Beide außerordentlichen Revisionsrekurse werden gemäß §§ 78, 402 EO iVm § 526 Abs 2 Satz 1 ZPO mangels der Voraussetzungen des § 528 Abs 1 ZPO zurückgewiesen.

Begründung:

Rechtliche Beurteilung

I. Zum Revisionsrekurs der Klägerin

1.1. Die Rechtsmittelwerberin geht selbst davon aus, dass dem Durchschnittsleser (als von der im redaktionellen Teil der Zeitung auffällig platzierten Eigenwerbung „mit 750.000 Auflage" in erster Linie angesprochenem Erklärungsempfänger) die in Fachkreisen getroffene Unterscheidung nach gedruckter, verbreiteter und verkaufter Auflage nicht geläufig sei. Die angesprochene Maßfigur versteht, legt man den beim Durchblättern von Tageszeitungen aufgewendeten durchschnittlichen Aufmerksamkeitsgrad zugrunde, unter der Auflage einer Zeitung - ebenso wie bei Büchern - die Druckauflage im Sinne der Zahl der produzierten Einheiten (vgl etwa die Definition in Brockhaus Enzyklopädie21: Auflage [Verlagswesen] Anzahl der [nach einer nicht veränderten Satzvorlage] gleichzeitig hergestellten Exemplare eines Druckerzeugnisses [Buch, Zeitung, Zeitschrift]). Diesen Bedeutungsinhalt unterstellt, ist die beanstandete Aussage, die sich tatsächlich auf die Druckauflage bezieht, nicht deshalb irreführend iSd § 2 UWG, weil sie keinen Hinweis darauf enthält, um welche Art der Auflage es sich dabei handelt.
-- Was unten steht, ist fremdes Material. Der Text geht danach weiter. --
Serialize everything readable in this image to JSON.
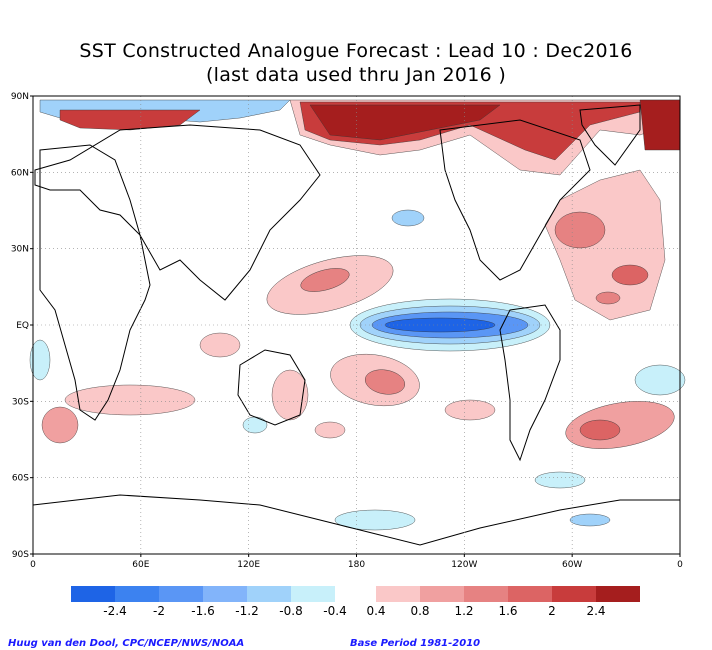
{
  "title_line1": "SST Constructed Analogue Forecast : Lead 10 : Dec2016",
  "title_line2": "(last data used thru Jan 2016 )",
  "lat_labels": [
    "90N",
    "60N",
    "30N",
    "EQ",
    "30S",
    "60S",
    "90S"
  ],
  "lon_labels": [
    "0",
    "60E",
    "120E",
    "180",
    "120W",
    "60W",
    "0"
  ],
  "colorbar": {
    "negative_colors": [
      "#1e64e6",
      "#3c82f0",
      "#5a96f5",
      "#82b4fa",
      "#a0d2fa",
      "#c8f0fa"
    ],
    "positive_colors": [
      "#fac8c8",
      "#f0a0a0",
      "#e68282",
      "#dc6464",
      "#c83c3c",
      "#a51e1e"
    ],
    "labels": [
      "-2.4",
      "-2",
      "-1.6",
      "-1.2",
      "-0.8",
      "-0.4",
      "0.4",
      "0.8",
      "1.2",
      "1.6",
      "2",
      "2.4"
    ]
  },
  "credit_left": "Huug van den Dool, CPC/NCEP/NWS/NOAA",
  "credit_right": "Base Period 1981-2010"
}
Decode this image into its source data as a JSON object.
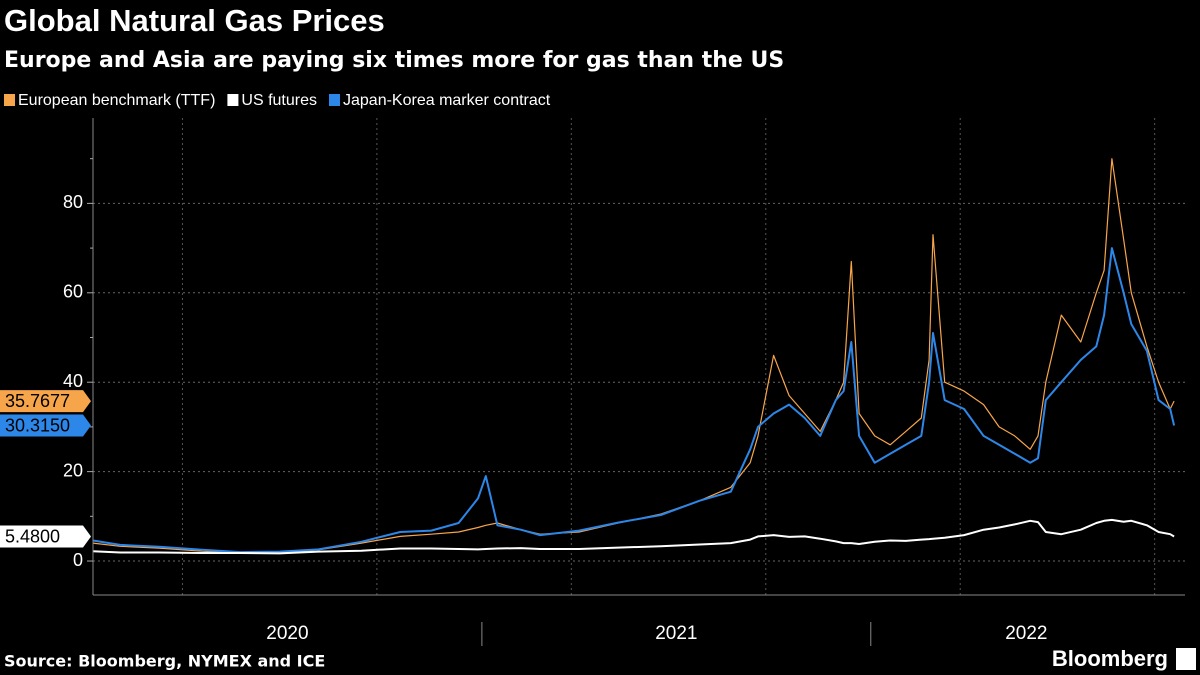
{
  "chart_data": {
    "type": "line",
    "title": "Global Natural Gas Prices",
    "subtitle": "Europe and Asia are paying six times more for gas than the US",
    "source": "Source: Bloomberg, NYMEX and ICE",
    "brand": "Bloomberg",
    "x": [
      2020.0,
      2020.07,
      2020.17,
      2020.28,
      2020.38,
      2020.48,
      2020.58,
      2020.69,
      2020.79,
      2020.87,
      2020.94,
      2020.99,
      2021.01,
      2021.04,
      2021.1,
      2021.15,
      2021.25,
      2021.35,
      2021.46,
      2021.56,
      2021.64,
      2021.69,
      2021.71,
      2021.75,
      2021.79,
      2021.83,
      2021.87,
      2021.91,
      2021.93,
      2021.95,
      2021.97,
      2022.01,
      2022.05,
      2022.09,
      2022.13,
      2022.15,
      2022.16,
      2022.19,
      2022.24,
      2022.29,
      2022.33,
      2022.37,
      2022.41,
      2022.43,
      2022.45,
      2022.49,
      2022.54,
      2022.58,
      2022.6,
      2022.62,
      2022.65,
      2022.67,
      2022.71,
      2022.74,
      2022.77,
      2022.78
    ],
    "series": [
      {
        "name": "European benchmark (TTF)",
        "color": "#f7a54a",
        "values": [
          4.0,
          3.3,
          2.9,
          2.2,
          1.8,
          1.8,
          2.5,
          4.0,
          5.5,
          6.0,
          6.5,
          7.5,
          8.0,
          8.5,
          7.0,
          6.0,
          6.5,
          8.5,
          10.5,
          13.5,
          16.5,
          22.0,
          28.0,
          46.0,
          37.0,
          33.0,
          29.0,
          36.0,
          40.0,
          67.0,
          33.0,
          28.0,
          26.0,
          29.0,
          32.0,
          45.0,
          73.0,
          40.0,
          38.0,
          35.0,
          30.0,
          28.0,
          25.0,
          28.0,
          40.0,
          55.0,
          49.0,
          60.0,
          65.0,
          90.0,
          72.0,
          60.0,
          48.0,
          40.0,
          34.0,
          35.7677
        ],
        "value_labels": [
          null,
          null,
          null,
          null,
          null,
          null,
          null,
          null,
          null,
          null,
          null,
          null,
          null,
          null,
          null,
          null,
          null,
          null,
          null,
          null,
          null,
          null,
          null,
          null,
          null,
          null,
          null,
          null,
          null,
          null,
          null,
          null,
          null,
          null,
          null,
          null,
          null,
          null,
          null,
          null,
          null,
          null,
          null,
          null,
          null,
          null,
          null,
          null,
          null,
          null,
          null,
          null,
          null,
          null,
          null,
          "35.7677"
        ]
      },
      {
        "name": "US futures",
        "color": "#ffffff",
        "values": [
          2.2,
          1.9,
          1.9,
          1.8,
          1.8,
          1.7,
          2.1,
          2.3,
          2.8,
          2.8,
          2.7,
          2.6,
          2.7,
          2.8,
          2.9,
          2.7,
          2.7,
          3.0,
          3.3,
          3.7,
          4.0,
          4.8,
          5.5,
          5.8,
          5.4,
          5.5,
          5.0,
          4.4,
          4.0,
          4.0,
          3.8,
          4.3,
          4.6,
          4.5,
          4.8,
          4.9,
          5.0,
          5.2,
          5.8,
          7.0,
          7.5,
          8.2,
          9.0,
          8.7,
          6.5,
          6.0,
          7.0,
          8.5,
          9.0,
          9.2,
          8.8,
          9.0,
          8.0,
          6.5,
          6.0,
          5.48
        ],
        "value_labels": [
          null,
          null,
          null,
          null,
          null,
          null,
          null,
          null,
          null,
          null,
          null,
          null,
          null,
          null,
          null,
          null,
          null,
          null,
          null,
          null,
          null,
          null,
          null,
          null,
          null,
          null,
          null,
          null,
          null,
          null,
          null,
          null,
          null,
          null,
          null,
          null,
          null,
          null,
          null,
          null,
          null,
          null,
          null,
          null,
          null,
          null,
          null,
          null,
          null,
          null,
          null,
          null,
          null,
          null,
          null,
          "5.4800"
        ]
      },
      {
        "name": "Japan-Korea marker contract",
        "color": "#2d87e8",
        "values": [
          4.6,
          3.6,
          3.2,
          2.5,
          2.0,
          2.1,
          2.6,
          4.3,
          6.5,
          6.8,
          8.5,
          14.0,
          19.0,
          8.0,
          7.0,
          5.8,
          6.8,
          8.6,
          10.3,
          13.5,
          15.5,
          25.0,
          30.0,
          33.0,
          35.0,
          32.0,
          28.0,
          36.0,
          38.0,
          49.0,
          28.0,
          22.0,
          24.0,
          26.0,
          28.0,
          40.0,
          51.0,
          36.0,
          34.0,
          28.0,
          26.0,
          24.0,
          22.0,
          23.0,
          36.0,
          40.0,
          45.0,
          48.0,
          55.0,
          70.0,
          60.0,
          53.0,
          47.0,
          36.0,
          34.0,
          30.315
        ],
        "value_labels": [
          null,
          null,
          null,
          null,
          null,
          null,
          null,
          null,
          null,
          null,
          null,
          null,
          null,
          null,
          null,
          null,
          null,
          null,
          null,
          null,
          null,
          null,
          null,
          null,
          null,
          null,
          null,
          null,
          null,
          null,
          null,
          null,
          null,
          null,
          null,
          null,
          null,
          null,
          null,
          null,
          null,
          null,
          null,
          null,
          null,
          null,
          null,
          null,
          null,
          null,
          null,
          null,
          null,
          null,
          null,
          "30.3150"
        ]
      }
    ],
    "xlim": [
      2020,
      2022.808
    ],
    "xticks": [
      {
        "value": 2020.5,
        "label": "2020"
      },
      {
        "value": 2021.5,
        "label": "2021"
      },
      {
        "value": 2022.4,
        "label": "2022"
      }
    ],
    "year_separators": [
      2021,
      2022
    ],
    "xgrid": [
      2020.23,
      2020.73,
      2021.23,
      2021.73,
      2022.23,
      2022.73
    ],
    "ylim": [
      -7.6,
      99.1
    ],
    "yticks": [
      0,
      20,
      40,
      60,
      80
    ],
    "yminor_ticks": [
      10,
      30,
      50,
      70,
      90
    ],
    "grid": true,
    "legend": "top-left"
  }
}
1.2. Ist der Sinngehalt einer beanstandeten Behauptung nach dem Verständnis des Durchschnittsbetrachters in einer bestimmten Richtung klar, so kommt schon aus diesem Grund die Anwendung der sogenannten „Unklarheitenregel" nicht mehr in Betracht (RIS-Justiz RS0085169; Koppensteiner, Wettbewerbsrecht³ § 24 Rz 23; Aicher in Aicher, Das Recht der Werbung 247 f; Rummel in Koziol, Haftpflichtrecht² II 283 f).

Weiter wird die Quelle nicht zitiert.